Tobia, visibilmente emozionato, soprattutto quando è stata proiettata una clip che ripercorreva i momenti salienti del combattimento sul ring di San Sebastian, ha ripercorso le tappe che lo hanno condotto ancora una volta sul tetto del mondo: “Sono felicissimo di essere qui – ha raccontato Tobia – raccolgo i frutti dei tanti sacrifici di questo periodo. Ringrazio la Kroton boxe, che è la mia famiglia, i ragazzi che mi hanno stimolato, mio fratello Stefano, mio papà. Ho dovuto compiere un’impresa per vincere, perché in Spagna e contro uno spagnolo devi triplicare le forze per riuscire ad avere ragione. Ce l’ho fatto e sono orgoglioso di tutto questo”.

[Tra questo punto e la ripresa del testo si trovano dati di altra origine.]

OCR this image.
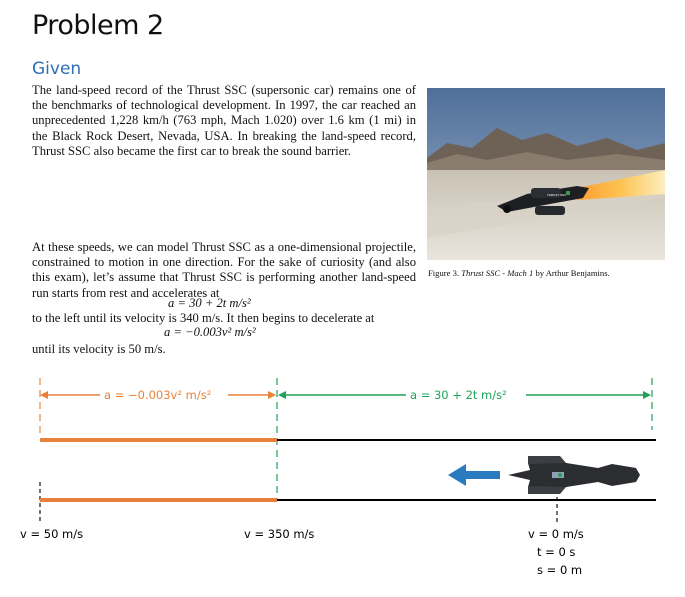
Problem 2
Given

The land-speed record of the Thrust SSC (supersonic car) remains one of the benchmarks of technological development. In 1997, the car reached an unprecedented 1,228 km/h (763 mph, Mach 1.020) over 1.6 km (1 mi) in the Black Rock Desert, Nevada, USA. In breaking the land-speed record, Thrust SSC also became the first car to break the sound barrier.

At these speeds, we can model Thrust SSC as a one-dimensional projectile, constrained to motion in one direction. For the sake of curiosity (and also this exam), let’s assume that Thrust SSC is performing another land-speed run starts from rest and accelerates at

a = 30 + 2t m/s²
to the left until its velocity is 340 m/s. It then begins to decelerate at
a = −0.003v² m/s²
until its velocity is 50 m/s.
THRUST SSC
Figure 3. Thrust SSC - Mach 1 by Arthur Benjamins.
a = −0.003v² m/s²	a = 30 + 2t m/s²
v = 50 m/s	v = 350 m/s	v = 0 m/s
t = 0 s
s = 0 m
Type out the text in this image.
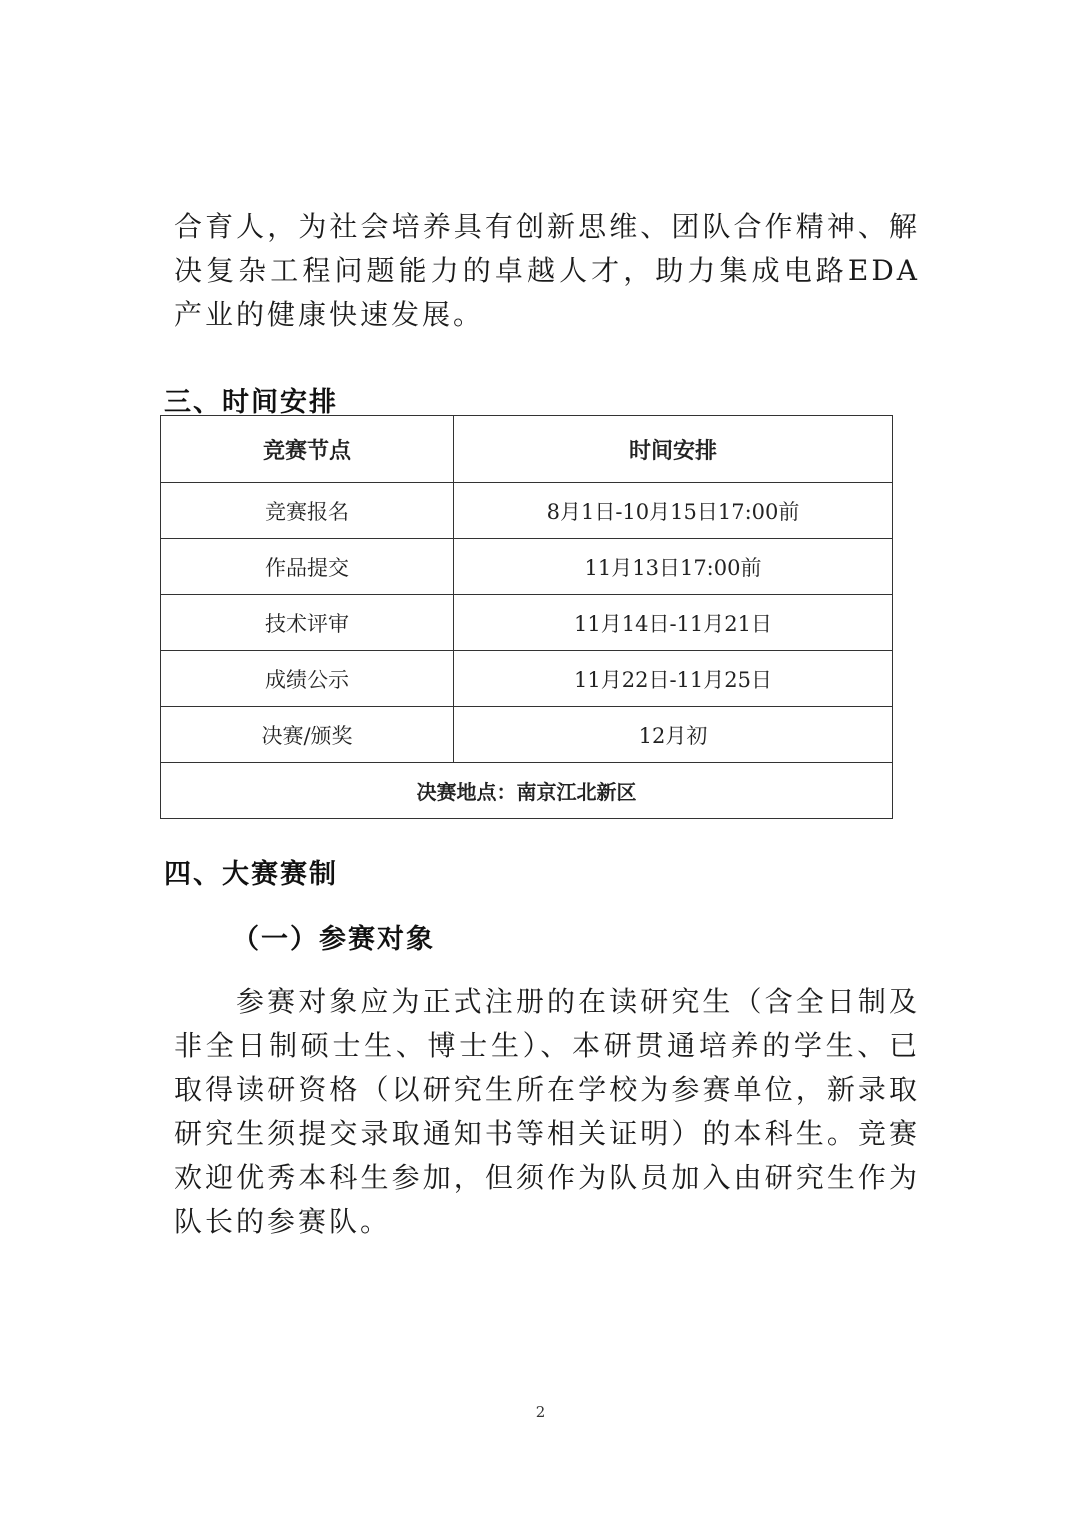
合育人，为社会培养具有创新思维、团队合作精神、解决复杂工程问题能力的卓越人才，助力集成电路EDA产业的健康快速发展。

三、时间安排
竞赛节点	时间安排
竞赛报名	8月1日-10月15日17:00前
作品提交	11月13日17:00前
技术评审	11月14日-11月21日
成绩公示	11月22日-11月25日
决赛/颁奖	12月初
决赛地点：南京江北新区	
四、大赛赛制
（一）参赛对象

参赛对象应为正式注册的在读研究生（含全日制及非全日制硕士生、博士生）、本研贯通培养的学生、已取得读研资格（以研究生所在学校为参赛单位，新录取研究生须提交录取通知书等相关证明）的本科生。竞赛欢迎优秀本科生参加，但须作为队员加入由研究生作为队长的参赛队。

2
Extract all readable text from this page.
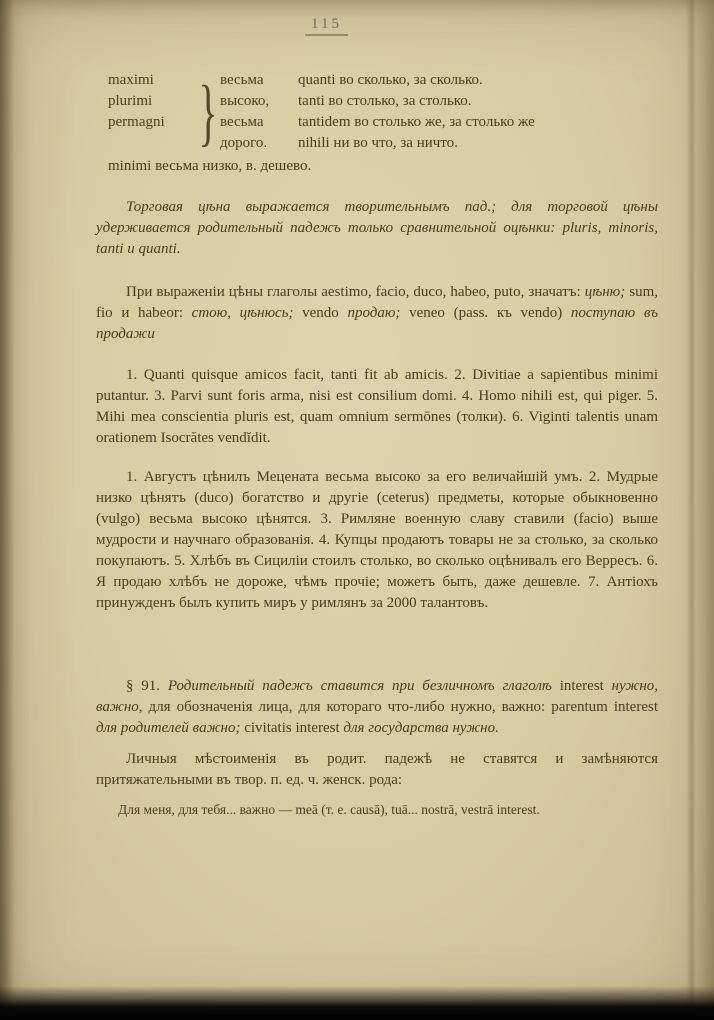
115
maximi
plurimi
permagni } весьма
высоко,
весьма
дорого.
quanti во сколько, за сколько.
tanti во столько, за столько.
tantidem во столько же, за столько же
nihili ни во что, за ничто.
minimi весьма низко, в. дешево.

Торговая цѣна выражается творительнымъ пад.; для торговой цѣны удерживается родительный падежъ только сравнительной оцѣнки: pluris, minoris, tanti и quanti.

При выраженіи цѣны глаголы aestimo, facio, duco, habeo, puto, значатъ: цѣню; sum, fio и habeor: стою, цѣнюсь; vendo продаю; veneo (pass. къ vendo) поступаю въ продажи

1. Quanti quisque amicos facit, tanti fit ab amicis. 2. Divitiae a sapientibus minimi putantur. 3. Parvi sunt foris arma, nisi est consilium domi. 4. Homo nihili est, qui piger. 5. Mihi mea conscientia pluris est, quam omnium sermōnes (толки). 6. Viginti talentis unam orationem Isocrătes vendĭdit.

1. Августъ цѣнилъ Мецената весьма высоко за его величайшій умъ. 2. Мудрые низко цѣнятъ (duco) богатство и другіе (ceterus) предметы, которые обыкновенно (vulgo) весьма высоко цѣнятся. 3. Римляне военную славу ставили (facio) выше мудрости и научнаго образованія. 4. Купцы продаютъ товары не за столько, за сколько покупаютъ. 5. Хлѣбъ въ Сициліи стоилъ столько, во сколько оцѣнивалъ его Верресъ. 6. Я продаю хлѣбъ не дороже, чѣмъ прочіе; можетъ быть, даже дешевле. 7. Антіохъ принужденъ былъ купить миръ у римлянъ за 2000 талантовъ.

§ 91. Родительный падежъ ставится при безличномъ глаголѣ interest нужно, важно, для обозначенія лица, для котораго что-либо нужно, важно: parentum interest для родителей важно; civitatis interest для государства нужно.

Личныя мѣстоименія въ родит. падежѣ не ставятся и замѣняются притяжательными въ твор. п. ед. ч. женск. рода:

Для меня, для тебя... важно — meā (т. е. causā), tuā... nostrā, vestrā interest.
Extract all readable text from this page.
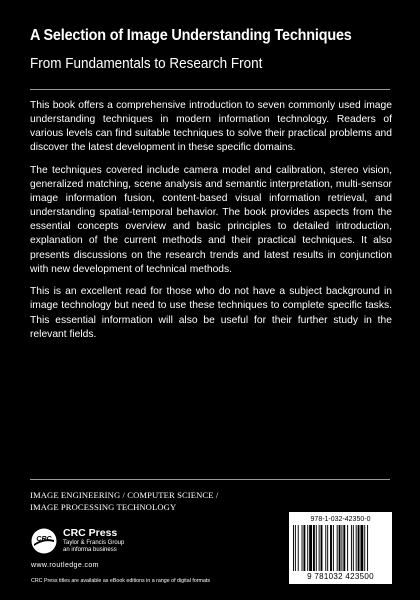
A Selection of Image Understanding Techniques
From Fundamentals to Research Front

This book offers a comprehensive introduction to seven commonly used image understanding techniques in modern information technology. Readers of various levels can find suitable techniques to solve their practical problems and discover the latest development in these specific domains.

The techniques covered include camera model and calibration, stereo vision, generalized matching, scene analysis and semantic interpretation, multi-sensor image information fusion, content-based visual information retrieval, and understanding spatial-temporal behavior. The book provides aspects from the essential concepts overview and basic principles to detailed introduction, explanation of the current methods and their practical techniques. It also presents discussions on the research trends and latest results in conjunction with new development of technical methods.

This is an excellent read for those who do not have a subject background in image technology but need to use these techniques to complete specific tasks. This essential information will also be useful for their further study in the relevant fields.

IMAGE ENGINEERING / COMPUTER SCIENCE /
IMAGE PROCESSING TECHNOLOGY
CRC
CRC Press
Taylor & Francis Group
an informa business
www.routledge.com
CRC Press titles are available as eBook editions in a range of digital formats
978-1-032-42350-0
9 781032 423500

Eppure la carriera di Loriga per un lungo periodo è rimasta in bilico: “Non mi andava di concludere l’attività in quel modo. Ho sempre detto che sarei stato io a decidere di smettere, per una mia scelta e non certo gli infortuni vari di questi anni. Anche per fungere da stimolo per mio fratello Stefano, che ritengo abbia potenzialità anche superiori alle mie. Adesso guardiamo avanti, senza limiti e con un titolo mondiale da custodire con orgoglio e soddisfazione”.